À défaut de preuves directes, la composition du sous-sol
mésopotamien n'ayant permis la conservation des barques en bois, l'hydrographie
naturelle, les nombreux canaux creusés par la main des hommes et dont
l'entretien est attesté par les tablettes les plus anciennes (quatrième
millénaire avant Jésus-Christ), le rôle que la barque joue actuellement dans
cette région suffisent à nous faire deviner que le problème de flotter sur les
eaux fut sûrement l'un des premiers qui se soit posé aux plus anciens habitants
de notre planète.
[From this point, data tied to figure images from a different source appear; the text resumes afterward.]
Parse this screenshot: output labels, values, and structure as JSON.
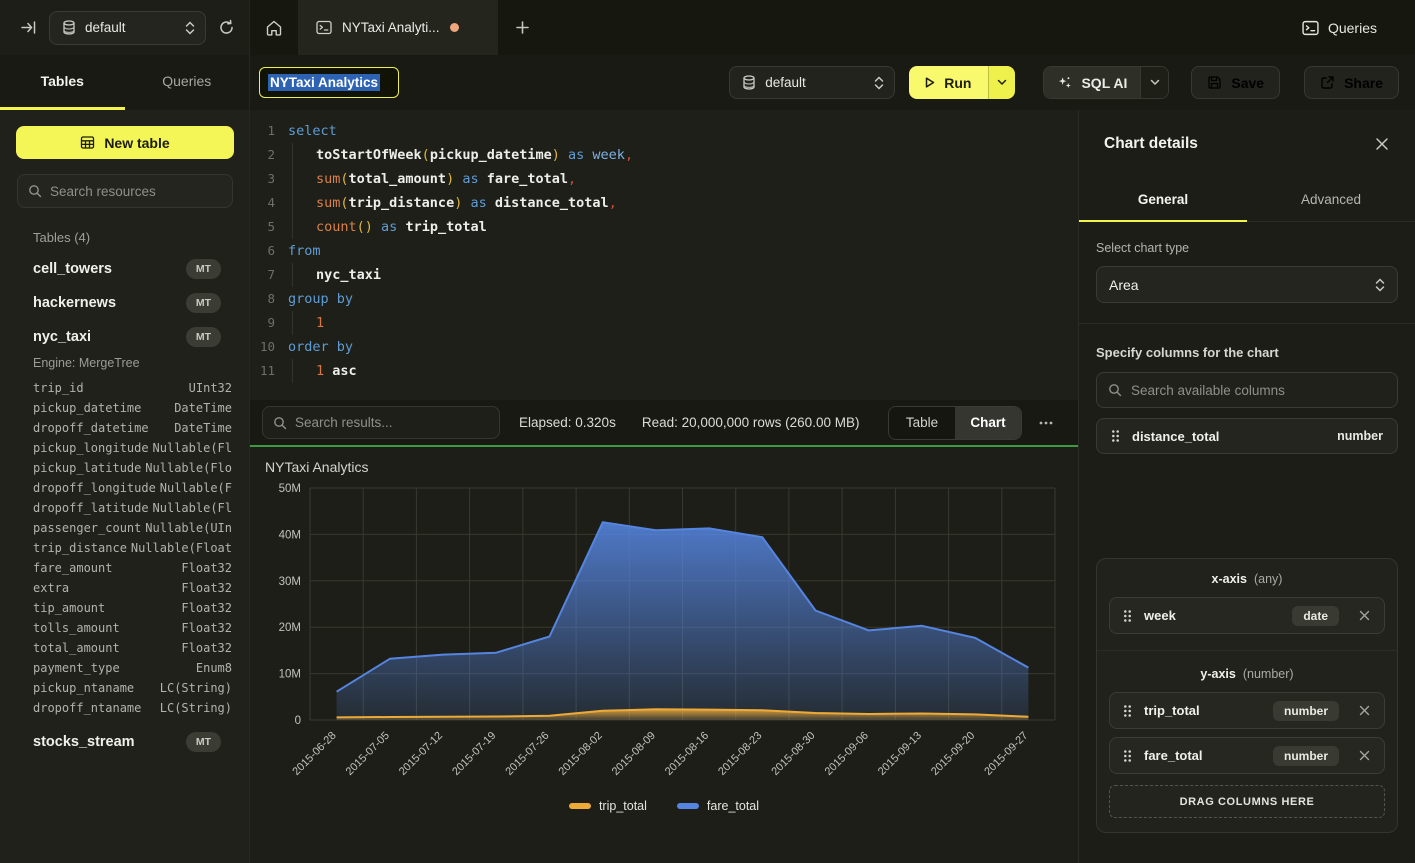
{
  "theme": {
    "accent_yellow": "#f4f557",
    "success_green": "#3f9940",
    "unsaved_dot": "#f0a67d",
    "selection_blue": "#2d63b2"
  },
  "icons": {
    "collapse-sidebar": "⇥",
    "database": "⛁",
    "refresh": "↻",
    "home": "⌂",
    "console-tab": ">_",
    "plus": "+",
    "play": "▷",
    "sparkles": "✦",
    "save": "🖫",
    "share": "↗",
    "search": "⌕",
    "updown-chevron": "⇕",
    "chevron-down": "⌄",
    "close": "✕",
    "more": "⋯",
    "drag-handle": "⠿",
    "table-grid": "▦"
  },
  "top_bar": {
    "database_value": "default",
    "tab_label": "NYTaxi Analyti...",
    "queries_label": "Queries"
  },
  "sidebar": {
    "tabs": [
      {
        "label": "Tables"
      },
      {
        "label": "Queries"
      }
    ],
    "new_table_label": "New table",
    "search_placeholder": "Search resources",
    "section_header": "Tables (4)",
    "tables": [
      {
        "name": "cell_towers",
        "badge": "MT"
      },
      {
        "name": "hackernews",
        "badge": "MT"
      },
      {
        "name": "nyc_taxi",
        "badge": "MT",
        "engine": "Engine: MergeTree",
        "columns": [
          {
            "name": "trip_id",
            "type": "UInt32"
          },
          {
            "name": "pickup_datetime",
            "type": "DateTime"
          },
          {
            "name": "dropoff_datetime",
            "type": "DateTime"
          },
          {
            "name": "pickup_longitude",
            "type": "Nullable(Fl"
          },
          {
            "name": "pickup_latitude",
            "type": "Nullable(Flo"
          },
          {
            "name": "dropoff_longitude",
            "type": "Nullable(F"
          },
          {
            "name": "dropoff_latitude",
            "type": "Nullable(Fl"
          },
          {
            "name": "passenger_count",
            "type": "Nullable(UIn"
          },
          {
            "name": "trip_distance",
            "type": "Nullable(Float"
          },
          {
            "name": "fare_amount",
            "type": "Float32"
          },
          {
            "name": "extra",
            "type": "Float32"
          },
          {
            "name": "tip_amount",
            "type": "Float32"
          },
          {
            "name": "tolls_amount",
            "type": "Float32"
          },
          {
            "name": "total_amount",
            "type": "Float32"
          },
          {
            "name": "payment_type",
            "type": "Enum8"
          },
          {
            "name": "pickup_ntaname",
            "type": "LC(String)"
          },
          {
            "name": "dropoff_ntaname",
            "type": "LC(String)"
          }
        ]
      },
      {
        "name": "stocks_stream",
        "badge": "MT"
      }
    ]
  },
  "toolbar": {
    "query_title": "NYTaxi Analytics",
    "database_value": "default",
    "run_label": "Run",
    "sql_ai_label": "SQL AI",
    "save_label": "Save",
    "share_label": "Share"
  },
  "editor": {
    "lines": [
      {
        "n": "1",
        "ind": false,
        "tokens": [
          {
            "t": "select",
            "c": "kw"
          }
        ]
      },
      {
        "n": "2",
        "ind": true,
        "tokens": [
          {
            "t": "toStartOfWeek",
            "c": "id"
          },
          {
            "t": "(",
            "c": "pa"
          },
          {
            "t": "pickup_datetime",
            "c": "id"
          },
          {
            "t": ")",
            "c": "pa"
          },
          {
            "t": " ",
            "c": "sp"
          },
          {
            "t": "as",
            "c": "kw"
          },
          {
            "t": " ",
            "c": "sp"
          },
          {
            "t": "week",
            "c": "kw2"
          },
          {
            "t": ",",
            "c": "cm"
          }
        ]
      },
      {
        "n": "3",
        "ind": true,
        "tokens": [
          {
            "t": "sum",
            "c": "fn"
          },
          {
            "t": "(",
            "c": "pa"
          },
          {
            "t": "total_amount",
            "c": "id"
          },
          {
            "t": ")",
            "c": "pa"
          },
          {
            "t": " ",
            "c": "sp"
          },
          {
            "t": "as",
            "c": "kw"
          },
          {
            "t": " ",
            "c": "sp"
          },
          {
            "t": "fare_total",
            "c": "id"
          },
          {
            "t": ",",
            "c": "cm"
          }
        ]
      },
      {
        "n": "4",
        "ind": true,
        "tokens": [
          {
            "t": "sum",
            "c": "fn"
          },
          {
            "t": "(",
            "c": "pa"
          },
          {
            "t": "trip_distance",
            "c": "id"
          },
          {
            "t": ")",
            "c": "pa"
          },
          {
            "t": " ",
            "c": "sp"
          },
          {
            "t": "as",
            "c": "kw"
          },
          {
            "t": " ",
            "c": "sp"
          },
          {
            "t": "distance_total",
            "c": "id"
          },
          {
            "t": ",",
            "c": "cm"
          }
        ]
      },
      {
        "n": "5",
        "ind": true,
        "tokens": [
          {
            "t": "count",
            "c": "fn"
          },
          {
            "t": "()",
            "c": "pa"
          },
          {
            "t": " ",
            "c": "sp"
          },
          {
            "t": "as",
            "c": "kw"
          },
          {
            "t": " ",
            "c": "sp"
          },
          {
            "t": "trip_total",
            "c": "id"
          }
        ]
      },
      {
        "n": "6",
        "ind": false,
        "tokens": [
          {
            "t": "from",
            "c": "kw"
          }
        ]
      },
      {
        "n": "7",
        "ind": true,
        "tokens": [
          {
            "t": "nyc_taxi",
            "c": "id"
          }
        ]
      },
      {
        "n": "8",
        "ind": false,
        "tokens": [
          {
            "t": "group by",
            "c": "kw"
          }
        ]
      },
      {
        "n": "9",
        "ind": true,
        "tokens": [
          {
            "t": "1",
            "c": "num"
          }
        ]
      },
      {
        "n": "10",
        "ind": false,
        "tokens": [
          {
            "t": "order by",
            "c": "kw"
          }
        ]
      },
      {
        "n": "11",
        "ind": true,
        "tokens": [
          {
            "t": "1",
            "c": "num"
          },
          {
            "t": " ",
            "c": "sp"
          },
          {
            "t": "asc",
            "c": "id"
          }
        ]
      }
    ]
  },
  "results_bar": {
    "search_placeholder": "Search results...",
    "elapsed": "Elapsed: 0.320s",
    "read": "Read: 20,000,000 rows (260.00 MB)",
    "views": [
      {
        "label": "Table",
        "active": false
      },
      {
        "label": "Chart",
        "active": true
      }
    ]
  },
  "chart_data": {
    "type": "area",
    "title": "NYTaxi Analytics",
    "x": [
      "2015-06-28",
      "2015-07-05",
      "2015-07-12",
      "2015-07-19",
      "2015-07-26",
      "2015-08-02",
      "2015-08-09",
      "2015-08-16",
      "2015-08-23",
      "2015-08-30",
      "2015-09-06",
      "2015-09-13",
      "2015-09-20",
      "2015-09-27"
    ],
    "series": [
      {
        "name": "trip_total",
        "color": "#edaa38",
        "values": [
          550000,
          650000,
          700000,
          750000,
          900000,
          2000000,
          2300000,
          2250000,
          2100000,
          1500000,
          1300000,
          1400000,
          1200000,
          700000
        ]
      },
      {
        "name": "fare_total",
        "color": "#5585e0",
        "values": [
          6100000,
          13200000,
          14100000,
          14500000,
          18000000,
          42600000,
          40900000,
          41300000,
          39400000,
          23600000,
          19300000,
          20300000,
          17700000,
          11300000
        ]
      }
    ],
    "xlabel": "",
    "ylabel": "",
    "ylim": [
      0,
      50000000
    ],
    "y_tick_values": [
      0,
      10000000,
      20000000,
      30000000,
      40000000,
      50000000
    ],
    "y_ticks": [
      "0",
      "10M",
      "20M",
      "30M",
      "40M",
      "50M"
    ],
    "grid": true,
    "legend_position": "bottom"
  },
  "panel": {
    "title": "Chart details",
    "tabs": [
      {
        "label": "General"
      },
      {
        "label": "Advanced"
      }
    ],
    "chart_type_label": "Select chart type",
    "chart_type_value": "Area",
    "columns_label": "Specify columns for the chart",
    "columns_search_placeholder": "Search available columns",
    "available_columns": [
      {
        "name": "distance_total",
        "type": "number"
      }
    ],
    "x_axis": {
      "title": "x-axis",
      "hint": "(any)",
      "items": [
        {
          "name": "week",
          "type": "date"
        }
      ]
    },
    "y_axis": {
      "title": "y-axis",
      "hint": "(number)",
      "items": [
        {
          "name": "trip_total",
          "type": "number"
        },
        {
          "name": "fare_total",
          "type": "number"
        }
      ]
    },
    "drop_zone_label": "DRAG COLUMNS HERE"
  }
}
Cette conception est encore rendue plus vraisemblable par le
fait que le sol était aux époques préhistoriques inférieur à l'actuel et que
d'immenses marécages recouvraient le pays.
Les crues actuelles du Tigre et de l'Euphrate, les deux
grands fleuves qui ont donné son nom à cette région (Mésopotamie : pays
entre les fleuves) se produisent à trois semaines d'intervalle. Elles
prolongent et agrandissent les marais, si bien que les communications ont dû
être aux époques les plus lointaines presque aussi difficiles quand les eaux
étaient basses ou quand elles atteignaient leur plus grande hauteur. Pour
assurer leurs communications, les premiers habitants de cette contrée n'avaient
d'autres ressources qu'un flotteur, la navigation pour eux fut une nécessité
avant de devenir un art.
Quelles ont été les formes de ces premiers flotteurs sur
lesquels nos plus lointains ancêtres osèrent s'aventurer, pour aller d'un
endroit à un autre ou pour chasser et pêcher dans les marais ?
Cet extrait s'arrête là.